Einhorn happy to be the middle-man
Gary Einhorn's organic food distribution company, Beardsley's Natural Foods, is warehoused in a couple mini-storage units in Ashland. The producers he represents say he's an ardent pitchman for their products. Mail Tribune / Jim Craven — — — — Organic-food distributor well-liked by vendors and local businesses
Gary Einhorn has found his niche, and a growing one at that.
Nonetheless, developing a natural, organic and specialty foods distributorship and brokerage has often been as much a labor of love as a thriving enterprise.
But after 15 years of running Beardsley's Natural Foods in Jackson, Josephine and Siskiyou counties, Einhorn has made his mark.
Gary has an outstanding group of followers that trust his taste and research on products, says David Gremmels, co-owner of Rogue Creamery. They respect his honesty and integrity in representing products that are natural and environmentally friendly. He not only knows our product and our ingredients but also our values.
— Beardsley Natural Foods deals products developed by 20 local and regional companies to 60 grocery stores, restaurants, wineries, gourmet stores, hospitals, farmers markets and campus outlets.
But more than simply getting their products onto shelves, into kitchens and on menus, Einhorn sees eye-to-eye with his vendors. His resolute devotion to them is an endearing quality not often seen in the business world, colleagues say.
When he believes in your product he just goes out there and hustles it, says Susan Powell, owner of Global Pantry World Food in Ashland. I can't believe the job he's done, particularly with our granola.
Ashland's Shop 'N' Kart store recently did a promotion of Global Pantry World Food's granola, selling more than 120 pounds in a few days.
Part of the promotion was during the weekend when the bulk manager was gone, Powell says. Gary kept going over and every time he saw the bin was empty he filled it up.
It takes time, however, to build trust with sellers and buyers.
Einhorn moved to Southern Oregon in 1987. He says it took five years for the enterprise to gain traction. But it's steadily gained steam since he hooked up with Rising Sun Farms between Phoenix and Talent.
He replicated the business model he followed for three years in a similar venture in the lower Hudson River Valley, building sales revenues to nearly &
36;250,000 before selling and heading west. Beardsley was a family name and one that reached back to the colonial era.
In New York, Einhorn didn't reach into restaurants or supermarket chains, but that changed when he arrived in Jackson County. A smaller, isolated population required a wider swath of outlets.
Chances are that I sell something to almost every restaurant, Einhorn says. Maybe it's one item, maybe seven items.
He makes no apologies for being the oft-maligned middle-man in the business chain
My thinking about distribution is that it's a cost of doing business for the producer, Einhorn says. If the producer decided to eliminate the middle-man and do it themselves there's a cost of doing that part of the business.
I serve a very important function ' sales is my biggest job. I'm the producers' arms and legs.
Employees Ben Benjamin and his wife, Sally Jones, give Einhorn greater reach in the aisles and bins.

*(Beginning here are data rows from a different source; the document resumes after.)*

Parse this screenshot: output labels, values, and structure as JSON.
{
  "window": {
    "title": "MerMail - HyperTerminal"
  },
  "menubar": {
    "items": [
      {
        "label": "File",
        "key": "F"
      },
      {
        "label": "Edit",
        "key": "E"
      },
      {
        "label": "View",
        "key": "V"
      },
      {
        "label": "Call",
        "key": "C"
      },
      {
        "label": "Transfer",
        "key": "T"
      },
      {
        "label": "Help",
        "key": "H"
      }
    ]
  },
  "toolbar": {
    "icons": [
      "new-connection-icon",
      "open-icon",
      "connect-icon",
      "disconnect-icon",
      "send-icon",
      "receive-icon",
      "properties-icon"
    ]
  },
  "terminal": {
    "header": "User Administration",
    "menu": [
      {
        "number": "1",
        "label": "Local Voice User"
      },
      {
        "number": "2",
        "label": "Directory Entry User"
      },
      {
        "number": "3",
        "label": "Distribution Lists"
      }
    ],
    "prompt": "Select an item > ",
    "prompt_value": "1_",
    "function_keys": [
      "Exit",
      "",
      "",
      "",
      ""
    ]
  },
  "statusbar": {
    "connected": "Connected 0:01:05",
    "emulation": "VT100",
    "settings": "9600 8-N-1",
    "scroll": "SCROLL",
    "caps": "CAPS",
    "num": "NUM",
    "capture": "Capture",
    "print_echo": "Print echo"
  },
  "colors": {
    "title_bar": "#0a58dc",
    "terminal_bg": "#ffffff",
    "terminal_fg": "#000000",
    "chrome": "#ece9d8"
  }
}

When we go into stores, we're the producers' eyes and ears, Einhorn says. When I go into stores, I know lot of people who give me feedback. Since I'm physically there, the feedback is something you might not get back when you're shipping caseloads across the country.
Einhorn also has made inroads where local products aren't always welcome ' national chains such as Albertsons and Kroger's Fred Meyer. The way he sees it, the supermarkets lose shoppers to specialty markets when they don't carry the kinds of products he sells.
To compete locally, the big boys need to carry local products, Einhorn says. I don't represent all the local producers, but it is important for them to compete, and therefore I'm able to represent a significant number of local people and get them into really large markets.
The company's distribution base has grown about 20 percent in the past year. A primary reason for the recent growth is Rogue Creamery.
It's opened up more accounts for me, Einhorn says. I never had done cheese before. Having cheese gives me an opportunity to sell additional products.
Rogue Creamery had strong distribution in Portland and Seattle, but was hamstrung locally.
There was a time when we had our own distribution, says Gremmels, the creamery's co-owner. We just decided it didn't work in-house. It distracted us from what we do best: making world-class, award winning cheeses. Gary brings good balance to us as distributor and our spokesperson to our customer.